Jordanian national news agency

The Jordan News Agency (وكالة الأنباء الأردنية) (PETRA; بترا) is the news agency of Jordan.

==History==
Petra was established on 16 July 1969, as an independent body linked to the ministry of information. It became an independent entity in June 2004, following the dissolution of the ministry of information. A special ordinance was enacted to give PETRA financial and administrative independence and to specify the powers of the agency's board and those of the director general. The new ordinance grants the agency the right to sell some of its services to willing subscribers. The ordinance defines services that could be sold as:

- Items in the photos, news and documents archives
- Special news services requested by local and foreign organizations
- Services of the T.V. unit and leasing its equipments
- Professional, media press and technical training
- Special news bulletin
- Advertisement on its website

==Services provided by the agency==

- The daily newsletter in Arabic with an average of 100 news stories per day
- The daily newsletter in English with an average of 35 news items per day
- Photographs, an average of 25 photos per day
- Training Center Services
- TV Unit Services
- News archive contains more than one million news
- The digital photo archive contains 110,000 photos
- SMS Service

==Affiliation and correspondence==
PETRA is an active member in the Federation of Arab News Agencies (FANA), and the Non-Aligned Countries' News Agencies Pool.

The agency has correspondents in Cairo, Copenhagen, New York City, Tokyo, Bonn, Paris, Gaza, Ramallah, Abu Dhabi, Doha, Bahrain, Moscow, London, Kuwait, Kuala Lumpur, Beijing, Sanaa, Bucharest, Baghdad, Manama and Beirut.

==Technical development==

In the late 1990s, the Jordan News Agency started updating its digital infrastructure. In 1997, the agency created an electronic photo archiving system with support from UNESCO, digitizing about 100,000 of its 500,000 historical photos documenting Jordanian history.
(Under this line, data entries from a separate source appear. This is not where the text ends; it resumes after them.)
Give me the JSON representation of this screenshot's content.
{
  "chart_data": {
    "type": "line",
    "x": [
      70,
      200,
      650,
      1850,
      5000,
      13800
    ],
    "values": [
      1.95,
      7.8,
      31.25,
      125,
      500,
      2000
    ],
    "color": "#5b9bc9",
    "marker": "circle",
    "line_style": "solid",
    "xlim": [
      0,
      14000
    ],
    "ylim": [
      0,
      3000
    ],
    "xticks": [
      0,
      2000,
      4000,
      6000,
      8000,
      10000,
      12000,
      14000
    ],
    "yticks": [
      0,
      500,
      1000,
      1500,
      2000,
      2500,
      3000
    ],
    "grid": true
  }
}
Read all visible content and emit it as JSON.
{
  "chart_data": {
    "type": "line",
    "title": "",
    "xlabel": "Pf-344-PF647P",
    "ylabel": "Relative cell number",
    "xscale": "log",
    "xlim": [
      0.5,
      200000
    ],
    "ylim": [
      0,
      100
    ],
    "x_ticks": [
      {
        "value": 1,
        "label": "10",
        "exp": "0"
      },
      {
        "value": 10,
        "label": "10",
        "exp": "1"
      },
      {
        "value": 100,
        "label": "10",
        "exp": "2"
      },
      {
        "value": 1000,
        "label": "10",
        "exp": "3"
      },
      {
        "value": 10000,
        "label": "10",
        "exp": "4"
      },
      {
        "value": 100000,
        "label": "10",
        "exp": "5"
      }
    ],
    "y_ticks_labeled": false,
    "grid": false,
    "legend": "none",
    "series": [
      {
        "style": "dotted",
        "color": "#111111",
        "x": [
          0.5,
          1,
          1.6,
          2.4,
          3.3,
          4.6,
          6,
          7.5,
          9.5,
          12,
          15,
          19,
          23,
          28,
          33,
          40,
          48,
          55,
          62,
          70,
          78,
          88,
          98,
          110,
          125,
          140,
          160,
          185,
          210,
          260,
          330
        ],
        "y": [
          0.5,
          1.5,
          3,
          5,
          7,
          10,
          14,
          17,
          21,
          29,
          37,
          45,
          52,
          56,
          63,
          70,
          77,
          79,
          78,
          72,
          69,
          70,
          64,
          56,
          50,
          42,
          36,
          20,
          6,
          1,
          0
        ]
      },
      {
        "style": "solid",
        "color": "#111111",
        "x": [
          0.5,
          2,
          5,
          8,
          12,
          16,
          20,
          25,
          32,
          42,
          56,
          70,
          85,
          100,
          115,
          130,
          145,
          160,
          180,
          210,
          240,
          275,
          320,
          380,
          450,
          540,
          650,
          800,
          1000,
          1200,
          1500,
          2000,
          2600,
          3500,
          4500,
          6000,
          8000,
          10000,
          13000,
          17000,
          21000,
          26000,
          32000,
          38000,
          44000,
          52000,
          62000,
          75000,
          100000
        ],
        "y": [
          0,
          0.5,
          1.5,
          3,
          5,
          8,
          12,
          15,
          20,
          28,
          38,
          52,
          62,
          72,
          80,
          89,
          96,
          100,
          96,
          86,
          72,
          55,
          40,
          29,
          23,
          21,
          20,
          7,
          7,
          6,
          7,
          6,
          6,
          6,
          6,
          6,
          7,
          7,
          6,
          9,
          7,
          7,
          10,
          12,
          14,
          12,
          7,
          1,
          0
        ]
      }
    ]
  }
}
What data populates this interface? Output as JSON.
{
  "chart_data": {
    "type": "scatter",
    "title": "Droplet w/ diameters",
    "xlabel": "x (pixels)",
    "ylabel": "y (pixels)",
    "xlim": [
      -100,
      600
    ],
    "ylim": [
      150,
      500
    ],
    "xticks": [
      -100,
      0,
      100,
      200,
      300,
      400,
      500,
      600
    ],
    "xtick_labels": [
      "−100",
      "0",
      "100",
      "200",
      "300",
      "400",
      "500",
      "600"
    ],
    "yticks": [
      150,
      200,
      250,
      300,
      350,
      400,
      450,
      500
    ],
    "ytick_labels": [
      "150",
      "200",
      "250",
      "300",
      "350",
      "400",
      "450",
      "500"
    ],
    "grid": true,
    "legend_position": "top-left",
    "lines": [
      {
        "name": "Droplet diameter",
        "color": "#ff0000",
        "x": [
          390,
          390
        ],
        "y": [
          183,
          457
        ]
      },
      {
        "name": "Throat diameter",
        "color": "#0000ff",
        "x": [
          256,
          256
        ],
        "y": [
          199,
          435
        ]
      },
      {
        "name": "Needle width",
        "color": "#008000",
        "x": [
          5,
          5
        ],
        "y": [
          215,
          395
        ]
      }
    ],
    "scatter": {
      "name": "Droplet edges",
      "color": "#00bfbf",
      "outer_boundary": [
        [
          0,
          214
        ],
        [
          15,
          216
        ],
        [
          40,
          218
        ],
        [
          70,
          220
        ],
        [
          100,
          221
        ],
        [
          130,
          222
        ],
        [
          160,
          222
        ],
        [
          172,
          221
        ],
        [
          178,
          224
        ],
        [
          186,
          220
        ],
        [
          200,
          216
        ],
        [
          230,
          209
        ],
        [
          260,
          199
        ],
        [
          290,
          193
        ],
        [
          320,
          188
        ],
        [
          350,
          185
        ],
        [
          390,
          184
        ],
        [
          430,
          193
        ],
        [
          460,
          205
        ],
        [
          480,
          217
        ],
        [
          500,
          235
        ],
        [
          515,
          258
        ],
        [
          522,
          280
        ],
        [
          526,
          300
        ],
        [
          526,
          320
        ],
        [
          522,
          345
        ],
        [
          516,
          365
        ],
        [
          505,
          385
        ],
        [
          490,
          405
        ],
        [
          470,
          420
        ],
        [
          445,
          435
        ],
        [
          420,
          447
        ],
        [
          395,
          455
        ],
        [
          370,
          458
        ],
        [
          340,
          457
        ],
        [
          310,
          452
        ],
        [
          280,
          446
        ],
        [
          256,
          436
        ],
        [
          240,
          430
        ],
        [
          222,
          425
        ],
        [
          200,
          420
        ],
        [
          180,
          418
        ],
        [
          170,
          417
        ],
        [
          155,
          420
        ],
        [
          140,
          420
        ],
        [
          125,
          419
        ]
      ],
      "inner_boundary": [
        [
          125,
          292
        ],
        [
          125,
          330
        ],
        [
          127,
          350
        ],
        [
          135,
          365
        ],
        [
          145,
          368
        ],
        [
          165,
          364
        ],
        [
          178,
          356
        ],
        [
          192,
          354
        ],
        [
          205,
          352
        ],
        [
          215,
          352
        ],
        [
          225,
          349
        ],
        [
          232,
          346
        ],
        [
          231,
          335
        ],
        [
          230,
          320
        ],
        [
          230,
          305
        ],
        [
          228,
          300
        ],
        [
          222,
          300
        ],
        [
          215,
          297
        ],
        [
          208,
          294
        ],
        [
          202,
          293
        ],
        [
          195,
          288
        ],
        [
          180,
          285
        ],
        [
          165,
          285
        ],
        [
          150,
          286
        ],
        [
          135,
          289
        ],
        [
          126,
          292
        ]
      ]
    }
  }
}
The agency started publishing news and media on its first official website in 1998 after gaining access to the Internet. In order to fix hardware compliance issues from 2000 and combine text documents and photo archives into a single system, it upgraded its database system to a platform known as "Nepras" the following year. Field journalists in regional governorates and overseas bureaus can now submit news reports directly to the central editing room thanks to an update to the Nepras interface in 2001 that enabled remote access via the Internet.